Al-Yassin described listening with others to the pitch of the combating drawing akin to the jail sooner than November 29, sooner than “calm prevailed, and we heard the sounds of chants”, he mentioned of listening to the victorious rebels.
“There were about 5,000 prisoners,” he recalled. “We started breaking the windows and smashing the doors to get out. Even the officers and guards wore civilian clothes and went out with us, taking advantage of our exit from the prison so as not to be caught by the rebels.”
Al-Yassin was once a blacksmith who made fishing boats in Baniyas, a coastal town in Syria’s northwest, sooner than his detention.
Previous to his reduce, he says he was once virtually midway via a 31-year sentence for having taken phase in one of the vital demonstrations sweeping the rustic at the beginning of the Syrian revolution in 2011.
Over the after 14 years, he mentioned, he was once subjected to “severe physical and years of psychological torture” at diverse places inside of Syria’s in depth jail device.
Moved round between amenities, every dishing out its personal brutal logo of interrogation, al-Yassin spent a 12 months within the infamous jail at Saydnaya, a facility characterized by means of Amnesty World in 2017 as a “human slaughterhouse”, sooner than being moved to Sweida and sooner or later Aleppo.
Al-Yassin mentioned his remedy in Saydnaya was once “indescribable and unwritable”.
“The scenes I saw cannot be erased from my memory even until death,” he mentioned, recalling the psychological symbol of “an elderly man covered in blood, who later passed away”.
‘Approaching death’
Maher – who additionally didn’t need to give his complete identify – was once amongst the ones freed.
Arrested for “funding terrorism” in 2017, he had spent the utmost seven years detained with out trial inside of Syria’s jail device. He idea he have been “forgotten” by means of the government “as if I were not human because I was just a number”.
He described the horror of what he skilled and noticed in jail.
“Every minute felt like approaching death due to the severity of the torture and its brutal methods, which even an animal could not withstand,” he mentioned.
However in all probability his maximum surprising occasion was once when he encountered a relative within the infamous Mezzeh Jail in Damascus.
“A bus arrived and brought prisoners who were transferred to my cell,” Maher mentioned. “Among them was a detainee who resembled my brother-in-law. I hesitated at first and thought to myself, ‘This can’t be Ayman, it can’t be him – his legs weren’t amputated?’”
Maher described coming near the prisoner to verify the worst of his suspicions, best to find that the amputee had “lost his mind”.
In spite of everything, it was once best via a tattoo that Maher realised this was once the person he had recognized from hour outdoor the jail.

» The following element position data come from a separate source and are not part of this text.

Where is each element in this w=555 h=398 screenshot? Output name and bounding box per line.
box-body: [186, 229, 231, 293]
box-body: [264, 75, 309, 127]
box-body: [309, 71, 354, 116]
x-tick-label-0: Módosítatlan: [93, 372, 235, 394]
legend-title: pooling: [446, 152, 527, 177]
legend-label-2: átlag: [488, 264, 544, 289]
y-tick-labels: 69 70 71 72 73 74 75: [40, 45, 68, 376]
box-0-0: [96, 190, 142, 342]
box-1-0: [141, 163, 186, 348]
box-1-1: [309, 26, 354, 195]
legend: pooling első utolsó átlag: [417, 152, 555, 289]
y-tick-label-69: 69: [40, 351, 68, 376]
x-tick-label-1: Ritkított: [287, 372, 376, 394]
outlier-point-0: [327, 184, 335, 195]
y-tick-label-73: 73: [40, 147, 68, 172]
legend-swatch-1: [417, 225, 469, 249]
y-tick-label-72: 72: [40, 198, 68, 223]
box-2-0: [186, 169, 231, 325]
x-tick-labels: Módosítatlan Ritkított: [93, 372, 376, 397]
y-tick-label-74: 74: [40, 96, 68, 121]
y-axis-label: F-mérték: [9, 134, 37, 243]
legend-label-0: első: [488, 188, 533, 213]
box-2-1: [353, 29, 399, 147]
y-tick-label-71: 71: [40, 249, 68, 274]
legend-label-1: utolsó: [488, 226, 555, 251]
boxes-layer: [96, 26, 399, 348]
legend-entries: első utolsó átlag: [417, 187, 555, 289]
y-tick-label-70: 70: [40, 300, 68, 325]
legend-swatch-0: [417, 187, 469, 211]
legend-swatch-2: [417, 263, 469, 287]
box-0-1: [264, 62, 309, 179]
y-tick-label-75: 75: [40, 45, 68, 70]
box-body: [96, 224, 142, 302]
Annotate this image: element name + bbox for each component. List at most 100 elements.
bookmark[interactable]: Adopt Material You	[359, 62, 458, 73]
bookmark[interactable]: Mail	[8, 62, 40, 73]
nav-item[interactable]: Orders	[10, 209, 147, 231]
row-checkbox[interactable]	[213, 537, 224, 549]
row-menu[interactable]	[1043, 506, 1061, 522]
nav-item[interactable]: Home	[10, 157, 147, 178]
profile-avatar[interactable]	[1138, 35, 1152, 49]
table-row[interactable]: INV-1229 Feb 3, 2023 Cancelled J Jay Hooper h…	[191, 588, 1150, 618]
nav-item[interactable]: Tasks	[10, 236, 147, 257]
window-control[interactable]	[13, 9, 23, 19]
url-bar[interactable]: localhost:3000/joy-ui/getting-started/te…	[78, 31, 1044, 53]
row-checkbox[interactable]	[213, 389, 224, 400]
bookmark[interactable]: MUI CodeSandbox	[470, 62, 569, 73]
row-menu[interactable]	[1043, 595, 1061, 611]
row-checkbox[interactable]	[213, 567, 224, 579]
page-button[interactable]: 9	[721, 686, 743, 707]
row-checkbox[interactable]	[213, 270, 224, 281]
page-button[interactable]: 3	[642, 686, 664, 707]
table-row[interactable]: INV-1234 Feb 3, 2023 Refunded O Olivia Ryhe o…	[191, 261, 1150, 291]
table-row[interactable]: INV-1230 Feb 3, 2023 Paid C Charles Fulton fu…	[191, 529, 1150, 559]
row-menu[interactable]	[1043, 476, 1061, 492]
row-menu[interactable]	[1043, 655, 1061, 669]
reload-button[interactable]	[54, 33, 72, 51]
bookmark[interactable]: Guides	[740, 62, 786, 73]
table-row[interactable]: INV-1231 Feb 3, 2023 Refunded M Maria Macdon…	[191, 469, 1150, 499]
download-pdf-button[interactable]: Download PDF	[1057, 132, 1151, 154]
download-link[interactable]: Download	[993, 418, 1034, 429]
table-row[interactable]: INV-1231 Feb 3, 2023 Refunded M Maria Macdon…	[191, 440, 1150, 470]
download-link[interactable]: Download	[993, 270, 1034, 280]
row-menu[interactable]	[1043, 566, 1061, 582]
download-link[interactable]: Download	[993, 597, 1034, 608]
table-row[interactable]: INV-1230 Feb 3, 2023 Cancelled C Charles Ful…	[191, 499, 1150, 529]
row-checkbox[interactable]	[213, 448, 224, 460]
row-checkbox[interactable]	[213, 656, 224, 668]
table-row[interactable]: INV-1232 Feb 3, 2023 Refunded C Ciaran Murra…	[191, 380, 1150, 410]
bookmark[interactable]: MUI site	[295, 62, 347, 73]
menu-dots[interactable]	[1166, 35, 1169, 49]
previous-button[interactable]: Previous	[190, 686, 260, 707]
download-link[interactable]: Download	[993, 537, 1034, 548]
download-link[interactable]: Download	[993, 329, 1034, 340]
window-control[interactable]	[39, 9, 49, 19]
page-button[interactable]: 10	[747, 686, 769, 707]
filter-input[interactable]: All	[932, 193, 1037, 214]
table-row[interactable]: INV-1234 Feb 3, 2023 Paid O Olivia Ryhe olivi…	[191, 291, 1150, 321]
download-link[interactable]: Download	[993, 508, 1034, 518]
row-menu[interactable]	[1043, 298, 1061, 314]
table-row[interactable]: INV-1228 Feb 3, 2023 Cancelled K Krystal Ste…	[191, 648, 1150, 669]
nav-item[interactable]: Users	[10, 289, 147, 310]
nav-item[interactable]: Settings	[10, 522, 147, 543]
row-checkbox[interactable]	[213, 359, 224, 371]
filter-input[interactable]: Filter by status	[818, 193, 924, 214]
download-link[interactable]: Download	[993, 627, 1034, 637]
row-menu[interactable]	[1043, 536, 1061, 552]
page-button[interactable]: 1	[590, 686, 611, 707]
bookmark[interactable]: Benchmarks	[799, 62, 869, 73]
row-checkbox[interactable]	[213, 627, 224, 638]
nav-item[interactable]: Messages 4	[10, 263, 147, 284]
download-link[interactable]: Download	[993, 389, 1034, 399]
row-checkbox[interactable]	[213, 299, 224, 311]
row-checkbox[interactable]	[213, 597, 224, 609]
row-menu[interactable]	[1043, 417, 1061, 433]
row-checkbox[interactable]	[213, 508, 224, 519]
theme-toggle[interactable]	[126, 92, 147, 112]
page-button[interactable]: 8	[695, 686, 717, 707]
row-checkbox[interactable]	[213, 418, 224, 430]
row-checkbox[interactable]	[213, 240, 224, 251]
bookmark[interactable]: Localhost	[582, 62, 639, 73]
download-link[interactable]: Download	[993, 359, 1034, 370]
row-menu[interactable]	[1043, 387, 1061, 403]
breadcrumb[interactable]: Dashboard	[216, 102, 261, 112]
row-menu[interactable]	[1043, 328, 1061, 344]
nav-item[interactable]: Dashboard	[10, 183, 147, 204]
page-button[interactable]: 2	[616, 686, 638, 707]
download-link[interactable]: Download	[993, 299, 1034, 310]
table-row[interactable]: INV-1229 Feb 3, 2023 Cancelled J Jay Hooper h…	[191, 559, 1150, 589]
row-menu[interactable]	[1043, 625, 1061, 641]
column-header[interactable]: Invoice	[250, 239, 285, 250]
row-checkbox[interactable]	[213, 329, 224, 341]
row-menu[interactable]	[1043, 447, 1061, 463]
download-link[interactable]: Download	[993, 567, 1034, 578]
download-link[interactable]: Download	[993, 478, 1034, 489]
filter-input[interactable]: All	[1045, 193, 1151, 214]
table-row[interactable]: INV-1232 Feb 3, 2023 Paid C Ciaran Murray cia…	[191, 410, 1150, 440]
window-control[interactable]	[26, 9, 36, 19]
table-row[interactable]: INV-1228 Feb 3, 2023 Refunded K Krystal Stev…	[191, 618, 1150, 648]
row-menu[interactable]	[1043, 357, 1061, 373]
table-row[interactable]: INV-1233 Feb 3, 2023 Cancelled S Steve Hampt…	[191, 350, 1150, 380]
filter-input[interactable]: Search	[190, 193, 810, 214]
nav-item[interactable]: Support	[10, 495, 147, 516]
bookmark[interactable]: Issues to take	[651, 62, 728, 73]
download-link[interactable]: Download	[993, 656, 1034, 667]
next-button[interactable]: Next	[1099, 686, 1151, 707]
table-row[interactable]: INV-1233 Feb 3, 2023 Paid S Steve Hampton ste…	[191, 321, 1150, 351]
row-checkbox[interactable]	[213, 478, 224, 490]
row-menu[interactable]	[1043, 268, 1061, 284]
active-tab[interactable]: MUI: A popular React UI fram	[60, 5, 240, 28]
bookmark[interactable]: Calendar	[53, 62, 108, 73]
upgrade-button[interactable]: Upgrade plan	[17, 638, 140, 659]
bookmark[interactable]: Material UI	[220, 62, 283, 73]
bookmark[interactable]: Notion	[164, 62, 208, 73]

Mezzeh was once simply one of the vital amenities the place Maher was once held. Upcoming years of torture, he mentioned that he by no means anticipated to shed Aleppo jail.
However next, the sudden took place.
“[As] the sound of gunfire drew close to the prison, we all started chanting ‘Allahu Akbar’ [God is great], and we could never believe that this dream had become a reality,” he mentioned. “We left the prison after breaking the doors, embraced the revolutionaries, prostrated to God in gratitude, and we were kept safe until I reached the house of my sister, who lives in Idlib with her family.”